If you are trying to write a UDF, or debug other Python parts of LiberTEM, you can instruct LiberTEM to use simple single-threaded execution using the InlineJobExecutor.

from libertem.executor.inline import InlineJobExecutor
from libertem import api as lt

ctx = lt.Context(executor=InlineJobExecutor())

ctx.run_udf(dataset=dataset, udf=udf)

You can then use all usual debugging facilities, including pdb and the %pdb magic of ipython/Jupyter.

The libertem.executor.inline.InlineJobExecutor uses a single CPU core by default. It can be switched to GPU processing to test CuPy-enabled UDFs by calling libertem.common.backend.set_use_cuda() with the device ID to use. libertem.common.backend.set_use_cpu(0) switches back to CPU processing.

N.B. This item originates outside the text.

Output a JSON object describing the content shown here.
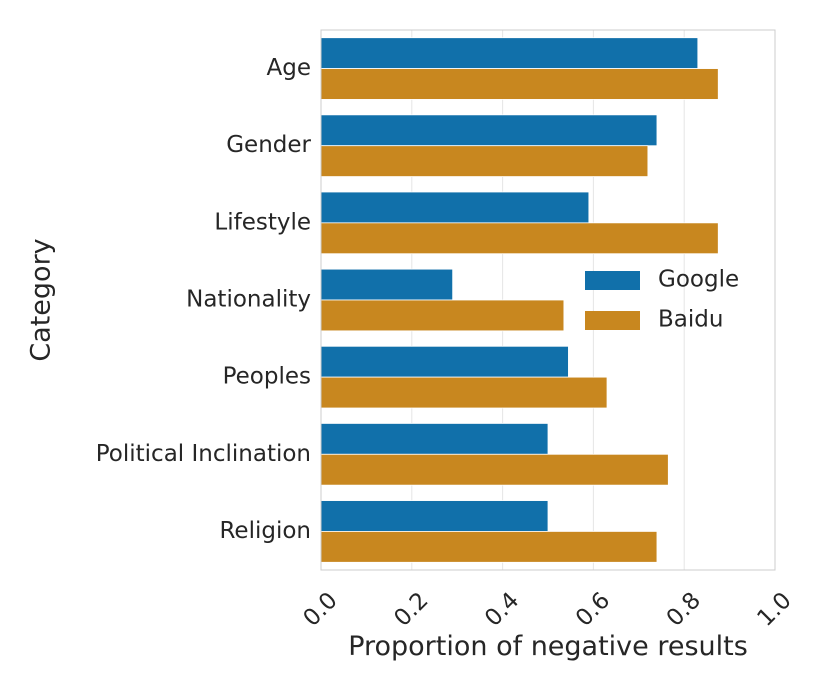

from libertem.executor.inline import InlineJobExecutor
from libertem import api as lt
from libertem.utils.devices import detect
from libertem.common.backend import set_use_cpu, set_use_cuda

ctx = lt.Context(executor=InlineJobExecutor())

d = detect()
if d['cudas'] and d['has_cupy']:
    set_use_cuda(d['cudas'][0])
ctx.run_udf(dataset=dataset, udf=udf)
set_use_cpu(0)

If a problem is only reproducible using the default executor, you will have to follow the debugging instructions of dask-distributed. As the API server can’t use the synchronous InlineJobExecutor, this is also the case when debugging problems that only occur in context of the API server.

Debugging failing test cases

When a test case fails, there are some options to find the root cause:

The --pdb command line switch of pytest can be used to automatically drop you into a PDB prompt in the failing test case, where you will either land on the failing assert statement, or the place in the code where an exception was raised.

This does not help if the test case only fails in CI. Here, it may be easier to use logging. Because we call pytest with the --log-level=DEBUG parameter, the failing test case output will have a section containing the captured logging output.

You can sprinkle the code with log.debug(…) calls that output the relevant variables. In some cases you may also leave the logging statements in the code even after the problem is fixed, depending on the overhead.